Britain and France demanded that Czechoslovakia cede to Germany all territories in which the German population represented over 50% of the Sudetenland’s total population. In exchange for that concession, Britain and France would guarantee the independence of Czechoslovakia.
What was the Sudetenland in ww2?
The Sudetenland was a border area of Czechoslovakia containing a majority ethnic German population as well as all of the Czechoslovak Army’s defensive positions in event of a war with Germany. The leaders of Britain, France, Italy, and Germany held a conference in Munich on September 29–30, 1938.
Why was the Sudetenland important to Czechoslovakia?
Because of its German majority, the Sudetenland later became a major source of contention between Germany and Czechoslovakia, and in 1938 participants at the Munich Conference, yielding to Adolf Hitler, transferred it to Germany.
Why did Britain and France back out of their agreement to defend Czechoslovakia?
During Hitler’s campaign of expansion, Great Britain and France chose to follow appeasement to Germany to prevent conflict which made Britain and France choose to back out of their agreement to defend Czechoslovakia, so Hitler could get what he wanted without their being a disagreement. You just studied 75 terms!
What happened in the Sudetenland?
The Sudeten crisis of 1938 was provoked by the Pan-Germanist demands of Germany that the Sudetenland be annexed to Germany, which happened after the later Munich Agreement. Part of the borderland was invaded and annexed by Poland.
What was the Sudetenland and why did Germany want to annex it?
The Sudetenland was a province in northern Czechoslovakia, bordering Germany. Germany wanted to expand its territory to include the Sudetenland and gain control of key military defences in the area. Once it had control of these defences, invading the rest of Czechoslovakia would be considerably easier.
What was the Sudetenland and why did Germany want to annex it quizlet?
About 3 million German-speak-ing people lived in the western border regions of Czechoslovakia called the Sudetenland. … Hitler wanted to annex Czechoslovakia in order to provide more living space for Germany as well as to control its important natural resources.
What is the significance of the Sudetenland crisis?

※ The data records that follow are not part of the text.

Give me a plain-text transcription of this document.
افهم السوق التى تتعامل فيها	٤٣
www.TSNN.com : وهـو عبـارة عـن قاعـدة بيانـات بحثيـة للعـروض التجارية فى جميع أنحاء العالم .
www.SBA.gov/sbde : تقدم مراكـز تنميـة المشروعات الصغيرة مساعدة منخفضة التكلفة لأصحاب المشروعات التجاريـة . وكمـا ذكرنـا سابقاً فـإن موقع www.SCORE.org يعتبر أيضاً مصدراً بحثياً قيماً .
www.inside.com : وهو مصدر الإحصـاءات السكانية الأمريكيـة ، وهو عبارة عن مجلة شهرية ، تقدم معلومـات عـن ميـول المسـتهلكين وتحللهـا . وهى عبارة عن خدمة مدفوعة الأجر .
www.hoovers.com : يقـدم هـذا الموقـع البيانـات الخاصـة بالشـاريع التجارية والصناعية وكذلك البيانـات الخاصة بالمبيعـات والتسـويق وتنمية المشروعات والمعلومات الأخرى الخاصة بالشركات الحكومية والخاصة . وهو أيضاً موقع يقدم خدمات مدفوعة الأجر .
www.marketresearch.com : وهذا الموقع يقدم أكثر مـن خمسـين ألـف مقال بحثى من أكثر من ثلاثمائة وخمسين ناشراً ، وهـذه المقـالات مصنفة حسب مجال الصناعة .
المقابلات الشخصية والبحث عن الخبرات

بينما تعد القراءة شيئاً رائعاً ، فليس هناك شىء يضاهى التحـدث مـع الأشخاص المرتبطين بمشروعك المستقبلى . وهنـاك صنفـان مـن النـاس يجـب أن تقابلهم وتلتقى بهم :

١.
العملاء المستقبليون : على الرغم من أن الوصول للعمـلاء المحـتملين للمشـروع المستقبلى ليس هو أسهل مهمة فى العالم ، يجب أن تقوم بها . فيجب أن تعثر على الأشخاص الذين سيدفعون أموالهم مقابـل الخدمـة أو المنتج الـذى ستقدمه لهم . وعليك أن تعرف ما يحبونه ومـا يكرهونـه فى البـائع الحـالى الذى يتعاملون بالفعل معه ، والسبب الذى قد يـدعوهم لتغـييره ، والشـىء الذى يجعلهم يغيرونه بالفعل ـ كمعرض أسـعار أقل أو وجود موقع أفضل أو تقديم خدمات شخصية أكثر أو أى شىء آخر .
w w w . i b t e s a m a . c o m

The loss of the Sudetenland crippled Czechoslovakia as a fighting force, with most of their armaments, fortifications and raw materials signed off to Germany without them having any say in the matter. Unable to resist without French and British support, by the end of 1938 the whole of the country was in Nazi hands.
What happened when Germany invaded Czechoslovakia?
On 15 March 1939, German troops marched into Czechoslovakia. They took over Bohemia, and established a protectorate over Slovakia.
What was the Sudetenland quizlet?
The Sudetenland was land along the German border that belonged to Czechoslovakia. Hitler wanted this land so badly because the Sudetenland contained Czechs most valuable resources and was a vital defense zone against Germany. If the Germans took over Sudetenland then they could easily take over Czechoslovakia.